Aquele beijo
Ela segurou forte a mão dele, entrelaçando os dedos. Não eram namorados, nem nunca seriam. Ele sabia disso, sempre soube. Ela também sabia. Não daria certo. Eram tão diferentes, comprometidos com tantas coisas diferentes. Mas isso não fazia o amor diminuir. Ao contrário, misteriosamente isso somente fazia as sensações se multiplicarem. Eles não lutavam contra aquilo. Não achavam justo podar algo tão forte, com tanto potencial. Coisas ruins devem ser eliminadas, as boas só podem ser cultivadas e aproveitadas.
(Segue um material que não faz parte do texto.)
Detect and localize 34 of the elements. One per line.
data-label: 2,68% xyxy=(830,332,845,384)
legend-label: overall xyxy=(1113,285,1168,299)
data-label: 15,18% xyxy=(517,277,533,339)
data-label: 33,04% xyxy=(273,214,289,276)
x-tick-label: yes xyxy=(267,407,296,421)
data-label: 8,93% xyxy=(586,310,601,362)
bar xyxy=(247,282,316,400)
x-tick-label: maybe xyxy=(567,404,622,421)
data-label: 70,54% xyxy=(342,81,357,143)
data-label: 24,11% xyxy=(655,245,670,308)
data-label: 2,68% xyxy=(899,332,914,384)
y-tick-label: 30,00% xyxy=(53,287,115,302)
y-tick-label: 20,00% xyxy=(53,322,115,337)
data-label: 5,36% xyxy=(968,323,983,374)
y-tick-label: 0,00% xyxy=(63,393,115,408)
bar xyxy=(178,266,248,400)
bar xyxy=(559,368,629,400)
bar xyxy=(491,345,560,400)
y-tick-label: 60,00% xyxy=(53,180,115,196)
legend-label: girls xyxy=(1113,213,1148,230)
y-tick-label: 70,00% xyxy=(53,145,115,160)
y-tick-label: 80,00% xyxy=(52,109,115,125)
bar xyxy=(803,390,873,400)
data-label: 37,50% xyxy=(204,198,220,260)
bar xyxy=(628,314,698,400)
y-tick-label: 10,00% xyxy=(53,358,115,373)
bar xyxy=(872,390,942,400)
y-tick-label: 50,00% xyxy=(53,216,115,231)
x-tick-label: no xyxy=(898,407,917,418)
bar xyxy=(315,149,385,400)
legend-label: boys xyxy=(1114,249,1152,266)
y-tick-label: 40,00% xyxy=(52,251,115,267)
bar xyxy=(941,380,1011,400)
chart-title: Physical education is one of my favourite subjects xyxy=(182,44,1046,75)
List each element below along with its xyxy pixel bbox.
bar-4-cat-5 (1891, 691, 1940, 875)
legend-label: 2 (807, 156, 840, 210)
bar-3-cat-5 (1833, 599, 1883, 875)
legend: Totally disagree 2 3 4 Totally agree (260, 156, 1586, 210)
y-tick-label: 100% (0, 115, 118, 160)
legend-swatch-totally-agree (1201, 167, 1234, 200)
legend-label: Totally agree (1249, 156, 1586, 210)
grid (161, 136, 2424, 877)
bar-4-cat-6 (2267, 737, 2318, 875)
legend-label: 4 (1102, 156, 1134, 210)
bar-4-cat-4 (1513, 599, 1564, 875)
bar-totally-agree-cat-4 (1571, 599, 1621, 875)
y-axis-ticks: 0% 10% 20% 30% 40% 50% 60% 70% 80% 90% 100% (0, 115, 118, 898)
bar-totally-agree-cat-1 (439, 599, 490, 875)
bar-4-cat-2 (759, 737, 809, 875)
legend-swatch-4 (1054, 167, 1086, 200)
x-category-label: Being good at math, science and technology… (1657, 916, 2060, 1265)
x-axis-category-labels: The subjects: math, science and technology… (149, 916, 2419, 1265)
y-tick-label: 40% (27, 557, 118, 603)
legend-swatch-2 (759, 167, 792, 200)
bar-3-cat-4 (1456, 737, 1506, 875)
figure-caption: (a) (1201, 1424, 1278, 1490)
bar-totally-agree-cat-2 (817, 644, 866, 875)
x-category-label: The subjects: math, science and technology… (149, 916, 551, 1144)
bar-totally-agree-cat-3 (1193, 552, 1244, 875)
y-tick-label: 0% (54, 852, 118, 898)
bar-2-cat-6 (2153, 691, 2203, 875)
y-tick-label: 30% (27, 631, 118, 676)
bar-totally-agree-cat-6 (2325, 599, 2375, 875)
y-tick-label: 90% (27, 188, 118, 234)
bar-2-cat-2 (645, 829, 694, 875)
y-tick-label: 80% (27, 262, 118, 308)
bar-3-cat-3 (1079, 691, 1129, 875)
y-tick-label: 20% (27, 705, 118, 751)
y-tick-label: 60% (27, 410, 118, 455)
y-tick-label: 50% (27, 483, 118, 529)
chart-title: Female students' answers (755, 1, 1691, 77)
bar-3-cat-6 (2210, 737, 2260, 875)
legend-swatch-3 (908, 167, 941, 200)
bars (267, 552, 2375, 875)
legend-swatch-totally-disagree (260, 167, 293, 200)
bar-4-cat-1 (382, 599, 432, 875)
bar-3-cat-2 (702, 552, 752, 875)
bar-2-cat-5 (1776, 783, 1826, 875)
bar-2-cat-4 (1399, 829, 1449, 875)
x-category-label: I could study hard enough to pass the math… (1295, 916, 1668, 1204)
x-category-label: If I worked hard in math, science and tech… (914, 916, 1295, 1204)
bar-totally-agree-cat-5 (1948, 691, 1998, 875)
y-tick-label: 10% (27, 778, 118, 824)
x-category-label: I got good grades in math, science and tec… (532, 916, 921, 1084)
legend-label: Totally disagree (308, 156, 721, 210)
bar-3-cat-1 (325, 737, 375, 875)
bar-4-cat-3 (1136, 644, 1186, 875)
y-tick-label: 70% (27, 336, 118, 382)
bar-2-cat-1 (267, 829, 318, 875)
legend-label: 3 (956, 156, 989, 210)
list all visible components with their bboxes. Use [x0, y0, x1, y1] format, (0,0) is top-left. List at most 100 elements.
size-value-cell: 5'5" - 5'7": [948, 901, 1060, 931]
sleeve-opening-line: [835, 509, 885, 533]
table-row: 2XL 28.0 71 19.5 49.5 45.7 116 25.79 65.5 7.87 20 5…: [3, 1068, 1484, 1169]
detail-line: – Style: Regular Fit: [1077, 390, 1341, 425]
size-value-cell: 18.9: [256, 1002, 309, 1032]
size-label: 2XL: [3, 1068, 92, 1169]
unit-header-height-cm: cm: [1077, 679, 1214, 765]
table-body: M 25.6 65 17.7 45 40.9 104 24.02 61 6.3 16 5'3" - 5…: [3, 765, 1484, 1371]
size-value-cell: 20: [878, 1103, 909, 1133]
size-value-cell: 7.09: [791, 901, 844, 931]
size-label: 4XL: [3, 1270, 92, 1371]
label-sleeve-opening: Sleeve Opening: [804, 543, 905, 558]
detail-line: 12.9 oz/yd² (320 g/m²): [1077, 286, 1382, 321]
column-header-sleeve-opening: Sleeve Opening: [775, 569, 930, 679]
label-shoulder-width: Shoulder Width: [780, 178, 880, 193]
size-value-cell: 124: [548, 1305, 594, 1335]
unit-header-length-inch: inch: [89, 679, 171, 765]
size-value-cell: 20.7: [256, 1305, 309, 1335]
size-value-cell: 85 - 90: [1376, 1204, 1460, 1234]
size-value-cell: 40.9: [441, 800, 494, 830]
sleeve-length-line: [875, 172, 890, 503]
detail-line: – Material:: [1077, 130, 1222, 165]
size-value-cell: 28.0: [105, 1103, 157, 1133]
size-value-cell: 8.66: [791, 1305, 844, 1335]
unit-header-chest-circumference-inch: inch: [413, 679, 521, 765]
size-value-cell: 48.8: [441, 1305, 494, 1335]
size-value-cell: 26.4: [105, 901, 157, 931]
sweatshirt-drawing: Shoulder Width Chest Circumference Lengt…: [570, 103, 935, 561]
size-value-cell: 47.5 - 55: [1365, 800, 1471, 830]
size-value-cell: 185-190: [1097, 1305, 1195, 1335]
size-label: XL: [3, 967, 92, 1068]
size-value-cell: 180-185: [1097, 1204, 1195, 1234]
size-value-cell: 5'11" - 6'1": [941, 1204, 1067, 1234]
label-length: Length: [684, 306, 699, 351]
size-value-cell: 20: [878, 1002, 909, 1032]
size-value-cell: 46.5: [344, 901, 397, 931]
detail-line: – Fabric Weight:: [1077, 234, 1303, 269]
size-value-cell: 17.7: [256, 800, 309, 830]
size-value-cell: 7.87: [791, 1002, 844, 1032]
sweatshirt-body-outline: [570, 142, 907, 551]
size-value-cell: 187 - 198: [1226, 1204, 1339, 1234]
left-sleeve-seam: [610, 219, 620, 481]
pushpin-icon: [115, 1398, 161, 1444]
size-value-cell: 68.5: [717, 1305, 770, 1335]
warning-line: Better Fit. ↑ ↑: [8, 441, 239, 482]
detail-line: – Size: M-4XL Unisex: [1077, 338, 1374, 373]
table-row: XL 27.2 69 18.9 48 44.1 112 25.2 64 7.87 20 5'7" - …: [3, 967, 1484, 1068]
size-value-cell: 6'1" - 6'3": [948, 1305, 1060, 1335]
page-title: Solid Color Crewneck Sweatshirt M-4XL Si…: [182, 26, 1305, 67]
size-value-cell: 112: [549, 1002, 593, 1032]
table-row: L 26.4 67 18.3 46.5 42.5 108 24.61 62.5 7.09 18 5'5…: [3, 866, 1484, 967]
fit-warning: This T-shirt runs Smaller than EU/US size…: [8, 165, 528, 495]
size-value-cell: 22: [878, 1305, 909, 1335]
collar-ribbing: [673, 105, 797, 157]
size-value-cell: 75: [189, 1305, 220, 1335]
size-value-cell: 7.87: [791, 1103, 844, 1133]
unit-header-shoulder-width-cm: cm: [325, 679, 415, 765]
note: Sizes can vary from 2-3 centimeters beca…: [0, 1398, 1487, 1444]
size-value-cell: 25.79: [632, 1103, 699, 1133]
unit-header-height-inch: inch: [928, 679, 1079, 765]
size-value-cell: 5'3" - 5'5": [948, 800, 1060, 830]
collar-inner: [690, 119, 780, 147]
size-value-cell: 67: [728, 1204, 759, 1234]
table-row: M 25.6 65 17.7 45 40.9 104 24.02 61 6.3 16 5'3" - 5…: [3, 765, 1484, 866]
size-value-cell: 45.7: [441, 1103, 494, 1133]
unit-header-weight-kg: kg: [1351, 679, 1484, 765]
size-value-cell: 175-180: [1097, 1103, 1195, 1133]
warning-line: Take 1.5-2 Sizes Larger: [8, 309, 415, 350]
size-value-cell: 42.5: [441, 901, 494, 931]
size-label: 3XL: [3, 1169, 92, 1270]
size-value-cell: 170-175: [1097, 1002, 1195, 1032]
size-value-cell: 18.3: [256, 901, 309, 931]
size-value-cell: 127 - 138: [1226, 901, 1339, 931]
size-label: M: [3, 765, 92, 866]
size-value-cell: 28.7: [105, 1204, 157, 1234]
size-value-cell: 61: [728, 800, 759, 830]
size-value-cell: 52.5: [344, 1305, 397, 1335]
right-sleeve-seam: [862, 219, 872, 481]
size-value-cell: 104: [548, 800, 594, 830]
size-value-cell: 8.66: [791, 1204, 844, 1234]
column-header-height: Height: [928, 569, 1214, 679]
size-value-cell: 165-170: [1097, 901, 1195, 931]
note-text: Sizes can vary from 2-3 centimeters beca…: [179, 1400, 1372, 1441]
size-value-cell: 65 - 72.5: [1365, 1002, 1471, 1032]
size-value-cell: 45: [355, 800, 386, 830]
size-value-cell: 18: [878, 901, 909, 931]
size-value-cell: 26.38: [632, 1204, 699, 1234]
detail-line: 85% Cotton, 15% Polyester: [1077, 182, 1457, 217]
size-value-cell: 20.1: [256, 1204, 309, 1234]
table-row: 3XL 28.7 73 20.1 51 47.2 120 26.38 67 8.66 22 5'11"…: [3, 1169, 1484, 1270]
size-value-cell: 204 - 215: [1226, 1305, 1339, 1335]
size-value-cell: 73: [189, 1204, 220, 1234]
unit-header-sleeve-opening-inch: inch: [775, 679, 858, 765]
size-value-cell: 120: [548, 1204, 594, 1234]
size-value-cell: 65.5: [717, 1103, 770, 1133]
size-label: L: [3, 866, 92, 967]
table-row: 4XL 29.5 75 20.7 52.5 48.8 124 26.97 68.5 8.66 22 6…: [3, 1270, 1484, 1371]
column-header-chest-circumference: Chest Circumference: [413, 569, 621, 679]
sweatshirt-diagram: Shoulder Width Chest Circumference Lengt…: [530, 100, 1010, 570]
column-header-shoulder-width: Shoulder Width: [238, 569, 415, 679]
De repente, ele sentiu-se clandestino. Não era nada criminoso o que faziam. Ele, afinal, só havia atravessado a cidade para estar ali, ao lado dela, naquele ponto de ônibus. Era um dia frio, chuvoso. Mas nada importava. Ele só precisava vê-la, rapidamente, antes de seguir para a faculdade. Para ganhar fôlego, para voltar a sorrir, para ter forças para continuar.
Atravessou a cidade para abraçá-la. Porque era só o que importava. Era só quem importava. Quando o ônibus chegou, tão rápido, ele se entristeceu. Estariam mais uma vez separados. Ele então se aproximou e a beijou, nos lábios. Um beijo de amigo, explicou. Entrou no ônibus e tirou a touca da cabeça, segurando cadernos e livros, atrapalhado pela multidão que tentava passar pela catraca. Olhou pela janela do ônibus. Ela o acompanhava com o olhar. Já aquele beijo... Esse o acompanhou pelo resto de sua vida.